Kolejny pożar w Lipiu. Czy to sprawka podpalacza?
- Napisane przez Aleksandra Kwiecień
- Skomentuj jako pierwszy!
- Dział: Fakty
- Wydrukuj
W minioną sobotę, w godzinach porannych, w Lipiu doszło do pożaru drewnianego domu. Na szczęście zapłonął opuszczony budynek, nikt nie został ranny. Strażaków niepokoi jednak fakt, że to już kolejny pożar w Lipiu w ostatnich kilku tygodniach.
Niespełna miesiąc temu w Lipiu spłonęła stodoła. Do ugaszenia pożaru potrzeba było aż 30 strażaków i 8 godzin walki z żywiołem. Jak podaje Radio Eska Starachowice, sobotni pożar to dziewiąty taki wypadek w Lipiu w ciągu miesiąca. Wcześniej płonęło siano, inny opuszczony budynek, a także pasieka. Z uwagi na częstotliwość i wzajemne podobieństwo tych wydarzeń, pojawiło się podejrzenie, że w okolicy może grasować podpalacz.

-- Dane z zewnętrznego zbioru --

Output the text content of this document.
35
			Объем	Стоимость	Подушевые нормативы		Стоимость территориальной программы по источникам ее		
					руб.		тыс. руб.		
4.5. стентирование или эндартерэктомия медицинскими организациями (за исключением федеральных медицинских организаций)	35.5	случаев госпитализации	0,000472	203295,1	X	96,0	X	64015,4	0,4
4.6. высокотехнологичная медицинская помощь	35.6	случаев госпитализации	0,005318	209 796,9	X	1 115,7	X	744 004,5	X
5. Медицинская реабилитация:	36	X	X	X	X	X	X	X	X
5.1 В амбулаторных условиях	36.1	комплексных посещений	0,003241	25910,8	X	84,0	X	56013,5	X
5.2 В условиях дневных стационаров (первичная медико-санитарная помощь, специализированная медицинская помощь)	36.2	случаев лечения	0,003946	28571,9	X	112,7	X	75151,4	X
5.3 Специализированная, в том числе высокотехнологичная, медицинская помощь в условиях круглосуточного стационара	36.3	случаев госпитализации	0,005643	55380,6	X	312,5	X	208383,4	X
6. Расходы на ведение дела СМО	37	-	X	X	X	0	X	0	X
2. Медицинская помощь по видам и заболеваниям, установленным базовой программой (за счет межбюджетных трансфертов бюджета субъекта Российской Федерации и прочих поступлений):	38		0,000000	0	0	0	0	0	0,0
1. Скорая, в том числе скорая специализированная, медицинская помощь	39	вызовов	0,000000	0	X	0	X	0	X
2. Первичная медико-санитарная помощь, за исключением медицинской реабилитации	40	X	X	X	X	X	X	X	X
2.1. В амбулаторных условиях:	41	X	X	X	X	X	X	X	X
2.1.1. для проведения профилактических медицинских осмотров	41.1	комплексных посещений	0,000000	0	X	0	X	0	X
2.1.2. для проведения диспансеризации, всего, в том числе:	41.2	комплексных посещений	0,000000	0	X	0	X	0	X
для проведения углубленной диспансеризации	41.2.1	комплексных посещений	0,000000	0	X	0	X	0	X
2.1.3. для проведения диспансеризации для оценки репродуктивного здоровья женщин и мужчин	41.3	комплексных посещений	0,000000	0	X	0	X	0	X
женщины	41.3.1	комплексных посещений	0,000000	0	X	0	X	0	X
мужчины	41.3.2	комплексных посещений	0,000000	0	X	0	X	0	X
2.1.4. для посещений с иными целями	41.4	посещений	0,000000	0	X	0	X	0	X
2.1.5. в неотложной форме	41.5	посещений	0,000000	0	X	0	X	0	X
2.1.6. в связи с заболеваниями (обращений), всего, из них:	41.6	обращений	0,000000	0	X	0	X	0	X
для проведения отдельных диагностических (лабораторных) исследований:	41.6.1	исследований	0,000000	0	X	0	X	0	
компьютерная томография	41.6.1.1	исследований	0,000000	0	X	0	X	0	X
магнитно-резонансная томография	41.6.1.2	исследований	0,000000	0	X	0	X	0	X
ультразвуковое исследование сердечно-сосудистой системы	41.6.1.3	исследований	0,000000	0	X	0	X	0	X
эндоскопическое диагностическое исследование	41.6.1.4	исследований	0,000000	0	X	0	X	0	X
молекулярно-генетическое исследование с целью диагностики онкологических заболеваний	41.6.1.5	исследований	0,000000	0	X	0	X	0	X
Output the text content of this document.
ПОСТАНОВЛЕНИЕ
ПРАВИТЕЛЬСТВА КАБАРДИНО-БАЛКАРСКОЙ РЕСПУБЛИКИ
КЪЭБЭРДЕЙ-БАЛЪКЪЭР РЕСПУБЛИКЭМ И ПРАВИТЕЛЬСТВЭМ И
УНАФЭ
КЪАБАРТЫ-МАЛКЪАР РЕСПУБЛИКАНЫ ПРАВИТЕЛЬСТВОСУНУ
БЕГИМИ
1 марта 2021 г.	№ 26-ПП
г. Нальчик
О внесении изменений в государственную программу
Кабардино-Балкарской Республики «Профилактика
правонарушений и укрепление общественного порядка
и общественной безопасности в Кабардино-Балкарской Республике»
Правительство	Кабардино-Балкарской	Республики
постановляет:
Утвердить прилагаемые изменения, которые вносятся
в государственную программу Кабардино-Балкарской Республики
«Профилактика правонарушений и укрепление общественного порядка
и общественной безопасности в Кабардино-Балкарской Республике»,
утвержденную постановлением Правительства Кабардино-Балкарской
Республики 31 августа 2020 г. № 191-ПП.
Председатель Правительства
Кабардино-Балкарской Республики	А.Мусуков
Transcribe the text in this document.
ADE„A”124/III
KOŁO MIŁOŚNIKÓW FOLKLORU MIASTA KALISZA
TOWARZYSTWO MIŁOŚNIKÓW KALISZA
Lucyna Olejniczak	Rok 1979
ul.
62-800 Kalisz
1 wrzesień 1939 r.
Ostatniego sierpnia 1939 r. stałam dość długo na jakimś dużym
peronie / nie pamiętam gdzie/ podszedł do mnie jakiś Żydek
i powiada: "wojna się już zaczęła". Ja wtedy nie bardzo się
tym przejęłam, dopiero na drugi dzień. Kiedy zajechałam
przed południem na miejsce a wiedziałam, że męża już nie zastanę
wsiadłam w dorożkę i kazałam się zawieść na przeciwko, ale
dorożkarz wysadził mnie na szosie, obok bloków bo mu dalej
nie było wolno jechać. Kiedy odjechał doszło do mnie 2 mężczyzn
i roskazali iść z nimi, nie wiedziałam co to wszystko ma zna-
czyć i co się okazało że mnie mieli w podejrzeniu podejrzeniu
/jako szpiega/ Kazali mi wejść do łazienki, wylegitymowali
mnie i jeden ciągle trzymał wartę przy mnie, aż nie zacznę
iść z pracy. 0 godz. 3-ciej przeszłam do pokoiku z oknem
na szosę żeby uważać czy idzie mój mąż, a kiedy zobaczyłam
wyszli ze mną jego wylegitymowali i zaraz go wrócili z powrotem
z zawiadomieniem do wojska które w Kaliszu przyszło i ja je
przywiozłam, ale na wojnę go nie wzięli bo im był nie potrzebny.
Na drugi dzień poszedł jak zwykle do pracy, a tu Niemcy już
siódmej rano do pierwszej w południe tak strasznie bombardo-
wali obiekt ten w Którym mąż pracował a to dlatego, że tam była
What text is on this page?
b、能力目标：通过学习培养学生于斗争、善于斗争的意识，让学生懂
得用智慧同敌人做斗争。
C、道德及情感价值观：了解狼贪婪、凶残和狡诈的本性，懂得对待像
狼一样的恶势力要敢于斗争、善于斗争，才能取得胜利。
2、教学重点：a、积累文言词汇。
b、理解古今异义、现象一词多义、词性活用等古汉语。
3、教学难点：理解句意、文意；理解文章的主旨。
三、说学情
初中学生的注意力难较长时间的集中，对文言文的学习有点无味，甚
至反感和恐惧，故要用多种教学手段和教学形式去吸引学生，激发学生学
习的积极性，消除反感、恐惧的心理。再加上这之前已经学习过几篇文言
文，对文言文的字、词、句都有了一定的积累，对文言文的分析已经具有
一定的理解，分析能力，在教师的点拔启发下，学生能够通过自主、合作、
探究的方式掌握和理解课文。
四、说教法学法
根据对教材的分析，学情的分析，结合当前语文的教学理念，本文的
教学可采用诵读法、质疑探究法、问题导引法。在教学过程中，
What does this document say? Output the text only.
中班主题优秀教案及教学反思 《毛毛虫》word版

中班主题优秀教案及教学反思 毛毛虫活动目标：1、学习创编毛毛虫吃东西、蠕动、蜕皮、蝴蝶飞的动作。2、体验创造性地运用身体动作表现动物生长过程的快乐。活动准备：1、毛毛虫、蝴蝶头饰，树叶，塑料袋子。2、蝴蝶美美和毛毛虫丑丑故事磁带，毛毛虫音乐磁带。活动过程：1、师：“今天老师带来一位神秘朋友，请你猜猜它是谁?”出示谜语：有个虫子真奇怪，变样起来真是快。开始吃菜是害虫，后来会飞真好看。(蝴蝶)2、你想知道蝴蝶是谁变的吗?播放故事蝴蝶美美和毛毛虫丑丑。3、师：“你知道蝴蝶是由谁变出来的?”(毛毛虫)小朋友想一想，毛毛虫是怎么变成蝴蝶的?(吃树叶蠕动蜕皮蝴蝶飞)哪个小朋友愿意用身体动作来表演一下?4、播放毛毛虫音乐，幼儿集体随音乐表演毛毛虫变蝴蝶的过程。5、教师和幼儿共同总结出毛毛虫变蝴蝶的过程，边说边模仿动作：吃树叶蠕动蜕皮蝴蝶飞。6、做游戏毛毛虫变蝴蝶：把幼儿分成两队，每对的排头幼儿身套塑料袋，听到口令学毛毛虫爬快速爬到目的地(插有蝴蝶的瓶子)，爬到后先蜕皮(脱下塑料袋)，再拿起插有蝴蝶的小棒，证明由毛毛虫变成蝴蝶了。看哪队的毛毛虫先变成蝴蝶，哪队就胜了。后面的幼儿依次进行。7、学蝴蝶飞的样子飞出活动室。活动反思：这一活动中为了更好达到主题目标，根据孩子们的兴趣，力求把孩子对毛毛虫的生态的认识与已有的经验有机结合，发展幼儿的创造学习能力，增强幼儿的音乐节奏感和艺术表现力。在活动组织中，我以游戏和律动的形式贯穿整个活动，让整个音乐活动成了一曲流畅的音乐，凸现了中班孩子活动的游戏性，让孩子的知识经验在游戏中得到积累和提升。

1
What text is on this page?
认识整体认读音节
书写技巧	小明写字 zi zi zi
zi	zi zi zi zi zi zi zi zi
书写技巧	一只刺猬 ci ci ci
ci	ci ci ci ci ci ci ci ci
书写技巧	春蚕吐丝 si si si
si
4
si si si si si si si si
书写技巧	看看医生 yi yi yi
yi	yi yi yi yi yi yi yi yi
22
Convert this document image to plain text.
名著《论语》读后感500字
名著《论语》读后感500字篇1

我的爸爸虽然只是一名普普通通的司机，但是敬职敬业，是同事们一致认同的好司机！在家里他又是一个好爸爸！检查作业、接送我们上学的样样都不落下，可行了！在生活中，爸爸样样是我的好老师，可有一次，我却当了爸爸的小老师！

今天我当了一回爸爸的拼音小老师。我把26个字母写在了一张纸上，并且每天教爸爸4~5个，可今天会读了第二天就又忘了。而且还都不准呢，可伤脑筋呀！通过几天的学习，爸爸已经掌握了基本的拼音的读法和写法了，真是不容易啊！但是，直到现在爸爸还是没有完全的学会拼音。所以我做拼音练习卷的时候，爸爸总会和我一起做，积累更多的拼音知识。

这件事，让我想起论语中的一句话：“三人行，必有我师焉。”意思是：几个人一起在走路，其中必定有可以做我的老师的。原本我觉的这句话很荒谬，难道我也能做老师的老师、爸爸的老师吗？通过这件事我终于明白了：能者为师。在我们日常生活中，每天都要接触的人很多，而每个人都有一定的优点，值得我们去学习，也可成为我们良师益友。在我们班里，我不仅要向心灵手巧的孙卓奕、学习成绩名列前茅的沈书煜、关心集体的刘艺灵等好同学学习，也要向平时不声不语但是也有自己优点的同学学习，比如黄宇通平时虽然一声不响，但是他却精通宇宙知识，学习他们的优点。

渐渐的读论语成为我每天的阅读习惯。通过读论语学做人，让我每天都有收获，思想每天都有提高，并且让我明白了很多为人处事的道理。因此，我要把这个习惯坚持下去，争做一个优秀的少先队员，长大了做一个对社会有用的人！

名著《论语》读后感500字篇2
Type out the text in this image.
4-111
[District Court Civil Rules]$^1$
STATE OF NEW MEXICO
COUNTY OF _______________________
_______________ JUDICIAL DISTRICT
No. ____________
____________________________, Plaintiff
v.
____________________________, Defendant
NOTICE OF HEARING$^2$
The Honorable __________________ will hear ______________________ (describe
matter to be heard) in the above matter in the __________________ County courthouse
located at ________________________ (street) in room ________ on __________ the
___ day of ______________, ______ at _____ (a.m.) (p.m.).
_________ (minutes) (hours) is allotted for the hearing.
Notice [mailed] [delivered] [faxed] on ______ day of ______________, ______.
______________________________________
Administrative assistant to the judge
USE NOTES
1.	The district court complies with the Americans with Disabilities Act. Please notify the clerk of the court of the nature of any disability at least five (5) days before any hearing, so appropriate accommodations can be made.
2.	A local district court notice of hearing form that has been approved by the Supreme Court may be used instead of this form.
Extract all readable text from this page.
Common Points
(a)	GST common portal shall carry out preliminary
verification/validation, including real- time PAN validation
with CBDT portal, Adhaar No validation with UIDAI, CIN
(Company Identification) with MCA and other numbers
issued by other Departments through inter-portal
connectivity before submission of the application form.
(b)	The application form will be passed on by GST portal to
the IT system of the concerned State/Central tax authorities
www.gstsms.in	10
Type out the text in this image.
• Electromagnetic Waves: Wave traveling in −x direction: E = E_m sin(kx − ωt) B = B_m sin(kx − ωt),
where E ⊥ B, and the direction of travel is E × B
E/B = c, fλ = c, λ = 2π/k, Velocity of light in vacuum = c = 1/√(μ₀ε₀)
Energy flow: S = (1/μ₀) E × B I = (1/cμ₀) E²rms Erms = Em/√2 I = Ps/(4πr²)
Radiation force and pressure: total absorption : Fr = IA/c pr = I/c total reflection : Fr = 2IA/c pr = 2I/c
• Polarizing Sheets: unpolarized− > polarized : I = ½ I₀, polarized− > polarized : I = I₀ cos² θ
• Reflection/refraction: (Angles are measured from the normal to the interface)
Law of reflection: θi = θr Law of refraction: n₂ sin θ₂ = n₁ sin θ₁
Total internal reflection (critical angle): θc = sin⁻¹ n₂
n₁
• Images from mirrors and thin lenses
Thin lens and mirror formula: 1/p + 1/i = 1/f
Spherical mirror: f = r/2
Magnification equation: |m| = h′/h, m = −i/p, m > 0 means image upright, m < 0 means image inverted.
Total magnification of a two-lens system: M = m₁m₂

Jak podkreślają strażacy, każdy z pożarów był groźny. Choć nie paliły się budynki zamieszkane, ogień mógł roznieść się dalej. W ostatniej akcji gaszenia opuszczonego domu udział brało 17 strażaków z PSP Starachowice i 12 strażaków ochotników z Ostrożanki, Brodów i Krynek. Na ten moment służbom nie pozostaje nic innego jak czujność i uważna obserwacja sprawy.